Bruxelles – Forze multinazionali europee, un quartier generale per gestire operazioni Ue, risorse militari comuni per evitare sprechi e incentivi Ue per sostenere la ricerca nel campo della Difesa. Anche il Parlamento europeo entra nel dibattito sulla necessità di dare vita ad una vera unione della Difesa. Lo fa con una risoluzione che ricalca in gran parte l’accordo trovato pochi giorni fa dai ministri degli Esteri e della Difesa Ue su impulso dell’Alto rappresentante per gli Affari esteri Ue, Federica Mogherini. La risoluzione (qui il testo), approvata con 369 voti in favore, 255 voti contrari e 70 astensioni, parte dall’assunto che “la situazione della sicurezza all’interno e attorno all’Europa è considerevolmente peggiorata e ha dato luogo ad ardue sfide senza precedenti che nessun Paese o organizzazione è capace di affrontare da solo”.
I deputati, così come già i ministri, sostengono che si dovrebbe sfruttare la possibilità prevista dai trattati ma mai effettivamente attuata, di dare vita a delle Cooperazioni strutturate permanenti tra alcuni Stati membri. Ossia, chi vuole integrarsi maggiormente dovrebbe essere libero di poterlo fare senza l’ostacolo degli Stati più prudenti. La risoluzione del Parlamento chiede di andare verso “forze multinazionali all’interno della cooperazione strutturata permanente e di mettere tali forze a disposizione della politica di sicurezza e di difesa comune”. I deputati incoraggiano anche la creazione di un quartier generale permanente “di comando e controllo delle operazioni militari” dell Politica di sicurezza e difesa comuni. Su questo tema, il Parlamento fa un passo in più rispetto ai ministri che si sono limitati a considerare la possibilità di istituire un quartier generale per la sola gestione delle operazioni non esecutive, visto che l’idea un quartier generale vero e proprio incontra la contrarietà di alcuni Stati membri, Regno Unito in primis, timorosi che ci sia una duplicazione delle strutture Nato esistenti.

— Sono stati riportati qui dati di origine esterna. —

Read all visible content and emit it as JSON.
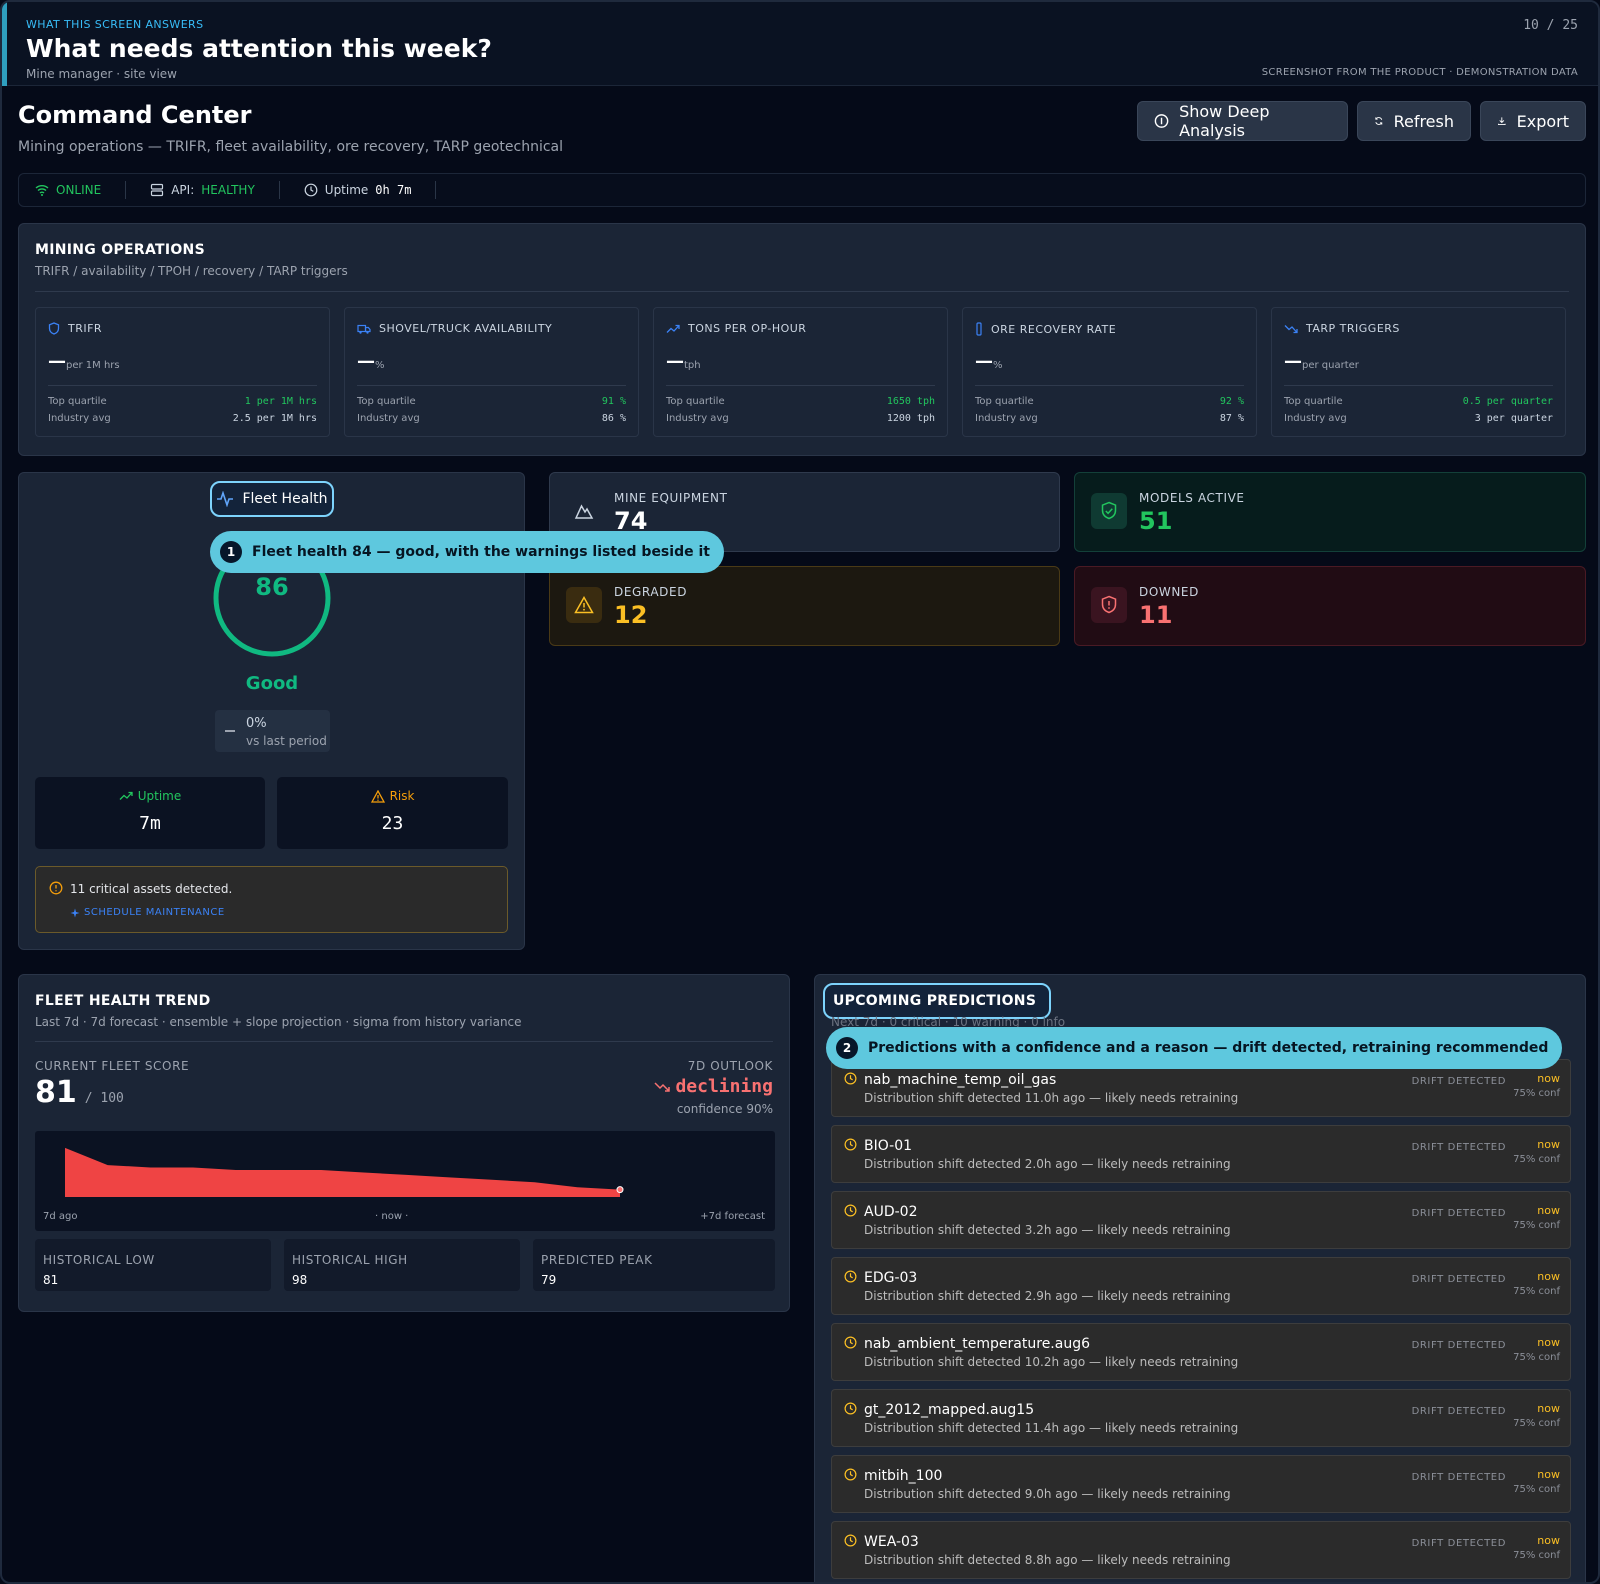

Il Parlamento insiste poi sulla necessità di investire di più in difesa, centrando realmente l’obiettivo di spesa del 2% del Pil. Sul fronte spesa si potrebbero tagliare gli sprechi evitando duplicazioni, sovraccapacità e ostacoli che, sottolineano gli eurodeputati, conducono a uno spreco stimato in 26,4 miliardi di euro. Per questo l’Aula invita gli Stati membri a effettuare acquisti congiunti per le risorse necessarie alla difesa e a mettere in comune i materiali non letali, come i veicoli e i velivoli per il trasporto. La risoluzione approvata invita inoltre all’introduzione di un “Semestre europeo per la difesa, in cui gli Stati membri si consultino circa i reciproci cicli di pianificazione e piani di appalti”. Gli eurodeputati sottolineano anche l’importanza di un sostegno Ue alla ricerca nel settore della difesa, appoggiano, in questo senso, gli investimenti comunitari proposti in progetti per la difesa “di almeno 90 milioni di euro per il prossimo triennio” e chiedono in seguito un programma europeo di ricerca sulla difesa con una dotazione di 500 milioni di euro l’anno.
Tutto questo, rassicurano i parlamentari, deve essere fatto in piena sinergia con la Nato con cui anzi dovrebbe essere rafforzata la cooperazione soprattutto a est e a sud, per fronteggiare le minacce ibride e informatiche, per migliorare la sicurezza marittima e sviluppare le capacità di difesa. L’Ue però dovrebbe anche essere pronta ad agire in modo autonomo nei casi in cui la Nato non sia disposta a prendere l’iniziativa.
“È arrivato il momento di muoversi verso una politica europea di difesa che funzioni”, ha sottolineato il relatore del testo, il liberale estone Urmas Paet, ricordando che oggi “la cooperazione tra gli Stati membri è occasionale e l’Europa continua ad affidarsi pesantemente sulle capacità della Nato e sulla solidarietà degli Stati Uniti”. Secondo l’eurodeputata del Ppe Lara Comi “di fronte alle tante minacce alla libertà e alla serenità della nostra gente, occorre una decisa svolta per contribuire in maniera determinante alla sicurezza dell’Unione ed alla gestione delle crisi internazionali che non può più basarsi su improvvisazione o azioni singoli dei Paesi membri”.